A data scientist must be capable of the following:
- acquiring and collecting data;
- processing and cleaning data before storage;
- setting up the right data streaming and collection architecture;
- initializing data investigation and exploratory data analysis through data science techniques such as statistical modeling and machine learning; and
- present findings and insights to key stakeholders and adjust based on feedback.
According to the Robert Half Technology 2021 Technology Salary Guide, annual pay for data scientists ranges from $109,000 to $186,000. Meanwhile, the U.S. Bureau of Labor Statistics puts the salary range for data scientists and other mathematical science occupations at $53,000 to $158,000.
The U.S. Bureau of Labor Statistics also identified data scientists among the 12 fastest-growing occupations for the upcoming decade. Computer and information research scientists (a grouping that includes machine learning professionals) are expected to grow 15% over the decade, significantly faster than the average professional category.
The machine learning engineer career
Machine learning engineers also work with data, but in different ways than data scientists. They rely more heavily on programming skills than other data-related positions do.
Lian Jye SuPrincipal analyst, ABI Research
At a basic level, a machine learning engineer creates software programs and algorithms that allow computers to perform actions without being directed or told what specific steps to take.
As a result, a machine learning engineer's area of work within an enterprise has a different objective than those on the data team.
"A machine learning engineer is often involved in the same projects as a data scientist, but comes at it from a different perspective," Johnson explained. "While a data scientist will analyze and research data, an engineer will build the software or platforms that will continue to enable the functionality in production. They often sit between software engineers and data scientists."

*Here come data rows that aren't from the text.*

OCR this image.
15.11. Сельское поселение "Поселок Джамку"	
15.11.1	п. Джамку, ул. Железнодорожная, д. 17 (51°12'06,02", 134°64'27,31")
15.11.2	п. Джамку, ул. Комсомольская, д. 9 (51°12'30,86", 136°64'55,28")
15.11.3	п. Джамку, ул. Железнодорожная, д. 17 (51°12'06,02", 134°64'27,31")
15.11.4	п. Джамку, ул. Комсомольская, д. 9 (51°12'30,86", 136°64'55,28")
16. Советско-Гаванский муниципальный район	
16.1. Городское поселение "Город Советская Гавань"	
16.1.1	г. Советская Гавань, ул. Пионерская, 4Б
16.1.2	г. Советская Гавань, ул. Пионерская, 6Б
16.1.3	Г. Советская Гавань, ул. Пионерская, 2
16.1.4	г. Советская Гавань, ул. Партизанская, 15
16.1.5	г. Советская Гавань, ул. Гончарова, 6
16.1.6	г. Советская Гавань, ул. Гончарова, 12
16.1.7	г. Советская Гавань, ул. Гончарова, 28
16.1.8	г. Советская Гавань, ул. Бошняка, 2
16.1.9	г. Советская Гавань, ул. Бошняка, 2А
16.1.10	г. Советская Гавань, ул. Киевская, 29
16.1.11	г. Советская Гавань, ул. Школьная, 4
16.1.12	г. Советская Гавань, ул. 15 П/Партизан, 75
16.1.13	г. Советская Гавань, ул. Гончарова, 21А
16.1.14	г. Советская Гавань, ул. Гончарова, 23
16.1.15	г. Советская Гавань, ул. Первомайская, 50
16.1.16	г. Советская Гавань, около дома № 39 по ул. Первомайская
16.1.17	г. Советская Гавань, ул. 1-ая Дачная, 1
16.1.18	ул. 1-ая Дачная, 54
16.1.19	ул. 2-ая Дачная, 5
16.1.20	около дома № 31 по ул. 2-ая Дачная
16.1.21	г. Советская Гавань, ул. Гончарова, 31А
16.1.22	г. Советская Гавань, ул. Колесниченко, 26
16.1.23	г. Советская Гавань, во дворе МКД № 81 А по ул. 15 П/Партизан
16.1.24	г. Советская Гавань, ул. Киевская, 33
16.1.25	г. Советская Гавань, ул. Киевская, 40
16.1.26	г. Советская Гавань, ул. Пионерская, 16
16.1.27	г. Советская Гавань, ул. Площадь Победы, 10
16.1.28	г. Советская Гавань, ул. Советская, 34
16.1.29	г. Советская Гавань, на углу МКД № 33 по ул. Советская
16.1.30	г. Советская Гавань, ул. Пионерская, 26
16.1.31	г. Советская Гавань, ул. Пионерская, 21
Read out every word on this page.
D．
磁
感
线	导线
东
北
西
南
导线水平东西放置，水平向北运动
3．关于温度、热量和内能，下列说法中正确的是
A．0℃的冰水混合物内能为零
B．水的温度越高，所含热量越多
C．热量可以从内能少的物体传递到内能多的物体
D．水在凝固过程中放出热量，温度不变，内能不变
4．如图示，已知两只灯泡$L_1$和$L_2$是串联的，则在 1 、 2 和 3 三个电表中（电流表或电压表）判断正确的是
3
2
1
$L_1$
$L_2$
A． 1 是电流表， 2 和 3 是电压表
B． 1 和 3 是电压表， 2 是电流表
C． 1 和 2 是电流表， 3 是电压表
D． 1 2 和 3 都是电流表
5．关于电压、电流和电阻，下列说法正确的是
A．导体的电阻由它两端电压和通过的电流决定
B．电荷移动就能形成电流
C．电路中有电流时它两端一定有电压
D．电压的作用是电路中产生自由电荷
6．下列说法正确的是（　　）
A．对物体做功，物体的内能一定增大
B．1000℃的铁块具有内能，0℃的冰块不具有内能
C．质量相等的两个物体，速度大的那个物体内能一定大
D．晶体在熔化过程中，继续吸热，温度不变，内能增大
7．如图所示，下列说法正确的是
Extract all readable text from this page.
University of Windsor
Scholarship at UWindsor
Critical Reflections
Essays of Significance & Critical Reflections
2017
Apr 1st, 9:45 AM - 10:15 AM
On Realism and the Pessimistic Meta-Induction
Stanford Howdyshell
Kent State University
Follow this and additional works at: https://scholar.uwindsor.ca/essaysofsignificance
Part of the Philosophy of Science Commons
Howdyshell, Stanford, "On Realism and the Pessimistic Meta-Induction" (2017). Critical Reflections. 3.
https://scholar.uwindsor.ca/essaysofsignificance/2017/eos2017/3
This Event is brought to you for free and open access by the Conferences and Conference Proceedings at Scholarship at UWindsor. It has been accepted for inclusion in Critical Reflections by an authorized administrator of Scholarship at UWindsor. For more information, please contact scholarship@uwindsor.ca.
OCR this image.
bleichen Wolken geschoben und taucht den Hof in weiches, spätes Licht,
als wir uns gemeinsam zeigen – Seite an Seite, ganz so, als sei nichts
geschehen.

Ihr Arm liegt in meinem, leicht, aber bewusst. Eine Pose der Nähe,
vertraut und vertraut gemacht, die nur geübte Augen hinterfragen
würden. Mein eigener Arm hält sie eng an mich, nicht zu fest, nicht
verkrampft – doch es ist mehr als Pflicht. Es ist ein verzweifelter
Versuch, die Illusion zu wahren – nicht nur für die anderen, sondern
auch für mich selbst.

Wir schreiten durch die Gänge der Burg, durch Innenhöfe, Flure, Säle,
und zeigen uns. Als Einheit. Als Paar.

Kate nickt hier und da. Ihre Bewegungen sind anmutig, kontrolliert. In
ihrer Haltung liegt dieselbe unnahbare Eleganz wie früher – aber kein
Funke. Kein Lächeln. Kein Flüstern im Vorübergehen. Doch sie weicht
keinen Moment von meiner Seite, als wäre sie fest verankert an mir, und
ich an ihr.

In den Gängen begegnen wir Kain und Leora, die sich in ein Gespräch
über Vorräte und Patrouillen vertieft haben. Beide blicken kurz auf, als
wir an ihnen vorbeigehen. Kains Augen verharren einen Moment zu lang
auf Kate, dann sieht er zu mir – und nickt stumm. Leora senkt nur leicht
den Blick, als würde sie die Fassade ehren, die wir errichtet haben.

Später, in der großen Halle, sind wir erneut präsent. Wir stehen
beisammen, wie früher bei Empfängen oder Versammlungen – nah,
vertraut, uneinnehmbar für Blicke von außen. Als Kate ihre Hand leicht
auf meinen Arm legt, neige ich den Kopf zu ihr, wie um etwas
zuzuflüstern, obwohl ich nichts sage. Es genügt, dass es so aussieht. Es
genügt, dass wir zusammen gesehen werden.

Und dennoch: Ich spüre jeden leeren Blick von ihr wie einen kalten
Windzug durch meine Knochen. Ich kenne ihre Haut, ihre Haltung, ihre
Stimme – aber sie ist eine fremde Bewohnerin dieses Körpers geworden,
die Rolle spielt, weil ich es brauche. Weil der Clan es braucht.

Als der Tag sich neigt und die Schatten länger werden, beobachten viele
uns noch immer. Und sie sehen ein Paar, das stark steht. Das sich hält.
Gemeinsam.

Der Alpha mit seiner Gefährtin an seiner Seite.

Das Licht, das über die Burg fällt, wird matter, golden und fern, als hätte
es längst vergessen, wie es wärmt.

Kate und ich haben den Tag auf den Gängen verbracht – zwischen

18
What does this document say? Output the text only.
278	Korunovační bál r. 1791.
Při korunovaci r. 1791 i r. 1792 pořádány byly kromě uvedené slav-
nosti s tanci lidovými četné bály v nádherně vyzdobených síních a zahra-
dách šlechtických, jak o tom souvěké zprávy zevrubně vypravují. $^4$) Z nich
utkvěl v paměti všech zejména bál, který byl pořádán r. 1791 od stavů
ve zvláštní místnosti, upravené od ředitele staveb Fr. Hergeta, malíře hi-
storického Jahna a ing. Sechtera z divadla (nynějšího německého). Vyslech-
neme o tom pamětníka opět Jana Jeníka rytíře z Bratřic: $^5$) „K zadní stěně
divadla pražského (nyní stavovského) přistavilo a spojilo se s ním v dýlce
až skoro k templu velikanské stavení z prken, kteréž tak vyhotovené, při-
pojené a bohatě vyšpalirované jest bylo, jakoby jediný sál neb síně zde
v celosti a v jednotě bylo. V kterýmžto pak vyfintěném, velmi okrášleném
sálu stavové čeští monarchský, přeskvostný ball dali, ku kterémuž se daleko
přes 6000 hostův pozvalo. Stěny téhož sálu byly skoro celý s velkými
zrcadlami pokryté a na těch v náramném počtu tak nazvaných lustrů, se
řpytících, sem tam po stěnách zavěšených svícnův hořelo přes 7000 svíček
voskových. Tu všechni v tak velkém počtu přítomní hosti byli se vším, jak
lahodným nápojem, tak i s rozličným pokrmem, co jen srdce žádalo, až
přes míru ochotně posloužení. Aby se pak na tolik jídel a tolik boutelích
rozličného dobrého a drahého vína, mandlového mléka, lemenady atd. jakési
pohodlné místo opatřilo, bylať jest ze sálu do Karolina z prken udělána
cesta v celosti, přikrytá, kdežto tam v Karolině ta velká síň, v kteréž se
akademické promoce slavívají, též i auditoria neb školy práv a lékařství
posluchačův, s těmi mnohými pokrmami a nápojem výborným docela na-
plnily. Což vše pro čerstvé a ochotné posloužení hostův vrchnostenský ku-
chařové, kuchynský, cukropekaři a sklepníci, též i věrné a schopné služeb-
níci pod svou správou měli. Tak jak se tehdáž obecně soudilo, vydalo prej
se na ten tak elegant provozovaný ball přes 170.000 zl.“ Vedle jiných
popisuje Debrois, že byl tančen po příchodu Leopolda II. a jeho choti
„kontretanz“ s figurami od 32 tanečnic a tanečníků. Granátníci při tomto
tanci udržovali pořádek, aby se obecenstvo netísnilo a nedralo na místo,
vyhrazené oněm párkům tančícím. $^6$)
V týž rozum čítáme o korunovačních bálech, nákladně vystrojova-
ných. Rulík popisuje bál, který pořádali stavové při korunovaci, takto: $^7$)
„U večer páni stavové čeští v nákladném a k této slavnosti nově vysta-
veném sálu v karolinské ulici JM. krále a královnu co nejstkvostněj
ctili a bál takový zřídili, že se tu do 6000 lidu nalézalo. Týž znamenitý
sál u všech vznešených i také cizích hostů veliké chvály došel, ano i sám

To do that work, a machine learning engineer needs to have the following:
- a strong background in data science;
- software engineering skills;
- the ability to design and develop machine learning systems based on open source machine learning frameworks, SDKs and libraries;
- the capability to engage in continuous testing, validation and versioning; and
- an understanding of microservices architecture and container management as well as open source communities and open source technologies such as Linux and the container-orchestration system Kubernetes.
How much a machine learning engineer earns
Like data scientists, machine learning engineers are in high demand. According to a survey by Robert Half Technology, 30% of U.S. managers said their company already uses AI and machine learning and 53% expect to adopt these tools within the next three to five years.
Since the position is so new, Robert Half Technology points to other similar positions when estimating the salary range for machine learning engineers, with the expected annual pay ranging from low to mid $100,000s. Indeed.com put the average annual salary at about $151,000.
Overlapping work, responsibilities
Data scientists and machine learning engineers collaborate in most organizations; some might see an overlap in their roles and responsibilities as well.
The two share work, particularly in the areas of data preparation and management, as well as in the model selection phase, and see their positions closely connected throughout projects.
"In a typical machine learning model lifecycle, data scientists will play a heavy role in the beginning, before handing over most of the operational tasks to machine learning engineers during operation," Su explained. "The data scientist will return to the picture once the machine learning model has generated insights that require analysis and breakdown."